Far more powerful, in fact.”

  “Yes,” Sage said, “but please do not delve into my development yet, Hazel.”

  The old woman blew a raspberry. “Secrets. Speaking of which, I have thus far honored the cloak you placed around your friend here. Shall I continue to do so or may I peek behind the curtain?”

  “You may examine him shortly,” Sage said, “but first, I would prefer to explain a few things.”

  Hazel frowned. To Brawley, she said, “Speech is so tiresome when you’re my age. So slow and fraught with misinformation.”

  The old Seeker sighed and said to Sage, “I will endure your explanations, dear, but first humor an old woman and give her the chance to rest her weary bones. Especially if you insist on talking.”

  Hazel hobbled to the front of the store, locked the door, and flipped the sign from open to closed. “A woman is going to stop here in seven minutes, wanting advice on her love life, which is destined, by the way, to repeat itself over and over in a dissatisfying pattern that will one day be made all the more dissatisfying by her eventual understanding that she is the common denominator connecting all of these unsatisfying relationships. She’s a deeply boring person filled with unrealistic expectations and a deep sense of entitlement. I’ll be glad to miss her attempt at a walk-in consultation.”

  Hazel’s cane tapped the floor as she passed Brawley and Sage and headed toward the back of the store. “Realizing the shop is closed, the woman and her girlfriends will go get ice cream instead, and that will give her more pleasure than I could have offered. Then she and her friends will climb back aboard their cruise ship and never return to Key West. Well, she won’t return. But one of her friends, Brenda, will return in a few years with—”

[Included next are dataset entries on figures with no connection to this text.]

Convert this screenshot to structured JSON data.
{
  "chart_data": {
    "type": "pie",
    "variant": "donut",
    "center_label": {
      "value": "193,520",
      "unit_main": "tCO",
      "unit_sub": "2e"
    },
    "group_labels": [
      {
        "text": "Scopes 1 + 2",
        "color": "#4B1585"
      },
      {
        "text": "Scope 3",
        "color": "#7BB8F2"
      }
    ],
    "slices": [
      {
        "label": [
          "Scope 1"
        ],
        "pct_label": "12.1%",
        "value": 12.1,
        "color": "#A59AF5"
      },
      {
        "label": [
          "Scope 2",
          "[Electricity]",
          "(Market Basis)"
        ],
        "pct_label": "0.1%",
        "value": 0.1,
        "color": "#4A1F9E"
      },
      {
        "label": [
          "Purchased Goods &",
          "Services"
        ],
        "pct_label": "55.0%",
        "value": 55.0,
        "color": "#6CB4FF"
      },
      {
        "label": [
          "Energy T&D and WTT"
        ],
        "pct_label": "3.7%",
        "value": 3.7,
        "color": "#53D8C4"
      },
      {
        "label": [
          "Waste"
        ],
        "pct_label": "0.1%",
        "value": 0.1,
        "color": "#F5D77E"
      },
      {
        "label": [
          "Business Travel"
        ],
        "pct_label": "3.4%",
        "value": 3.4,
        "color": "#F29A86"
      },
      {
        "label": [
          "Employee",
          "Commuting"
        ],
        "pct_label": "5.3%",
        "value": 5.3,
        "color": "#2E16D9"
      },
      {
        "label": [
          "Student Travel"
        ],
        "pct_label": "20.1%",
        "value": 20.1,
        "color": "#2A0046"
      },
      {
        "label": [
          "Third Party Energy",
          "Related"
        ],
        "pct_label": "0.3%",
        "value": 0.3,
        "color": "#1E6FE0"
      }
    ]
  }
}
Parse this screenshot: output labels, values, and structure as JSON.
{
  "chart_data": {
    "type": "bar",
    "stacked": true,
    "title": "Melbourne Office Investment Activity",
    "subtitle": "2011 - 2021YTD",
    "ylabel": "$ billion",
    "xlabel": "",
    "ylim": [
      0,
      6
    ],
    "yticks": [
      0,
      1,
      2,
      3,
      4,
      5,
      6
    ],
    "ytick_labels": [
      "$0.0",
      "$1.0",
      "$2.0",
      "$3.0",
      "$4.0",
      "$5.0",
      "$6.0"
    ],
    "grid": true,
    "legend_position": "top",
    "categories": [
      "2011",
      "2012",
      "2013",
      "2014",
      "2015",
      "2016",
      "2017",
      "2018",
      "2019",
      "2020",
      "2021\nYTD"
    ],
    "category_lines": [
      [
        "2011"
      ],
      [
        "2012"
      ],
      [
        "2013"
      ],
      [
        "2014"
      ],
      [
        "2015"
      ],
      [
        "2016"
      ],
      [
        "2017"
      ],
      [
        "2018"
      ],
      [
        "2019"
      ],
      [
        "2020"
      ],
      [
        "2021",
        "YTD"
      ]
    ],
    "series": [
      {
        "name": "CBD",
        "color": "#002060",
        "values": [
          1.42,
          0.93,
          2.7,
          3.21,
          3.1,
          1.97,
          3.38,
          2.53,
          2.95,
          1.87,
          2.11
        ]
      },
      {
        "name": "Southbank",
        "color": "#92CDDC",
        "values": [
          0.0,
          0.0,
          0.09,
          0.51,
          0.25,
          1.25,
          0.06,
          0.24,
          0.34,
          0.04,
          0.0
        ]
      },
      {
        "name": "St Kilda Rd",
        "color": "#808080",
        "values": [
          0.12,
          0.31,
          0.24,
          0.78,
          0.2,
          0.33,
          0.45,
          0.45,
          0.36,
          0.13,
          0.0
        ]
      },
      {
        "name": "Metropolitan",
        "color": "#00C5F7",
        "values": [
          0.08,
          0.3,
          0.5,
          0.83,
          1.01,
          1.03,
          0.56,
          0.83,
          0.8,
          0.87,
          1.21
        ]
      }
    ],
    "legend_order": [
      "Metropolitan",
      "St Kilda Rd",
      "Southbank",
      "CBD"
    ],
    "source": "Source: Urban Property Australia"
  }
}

  Hazel’s voice was lost as she passed with a rattle through a beaded curtain at the back of her shop and hobbled out of sight.

  Brawley and Sage followed. Beyond the curtain, they passed into a short hallway with a door on each side. Hazel went straight ahead and opened a door onto a sunny alcove paved in mossy cobblestones and ringed in tropical plants spangled with colorful flowers. The space was circular, no more than ten feet in diameter, and hedged in by buildings and trees, the latter of which swayed in the breeze, dappling the intimate courtyard in an unsteady chiaroscuro of shifting shadows and sunlight. The soft wind breathed easily overhead, but here on the ground, the air was still, surprisingly cool, and redolent with sweet flowers.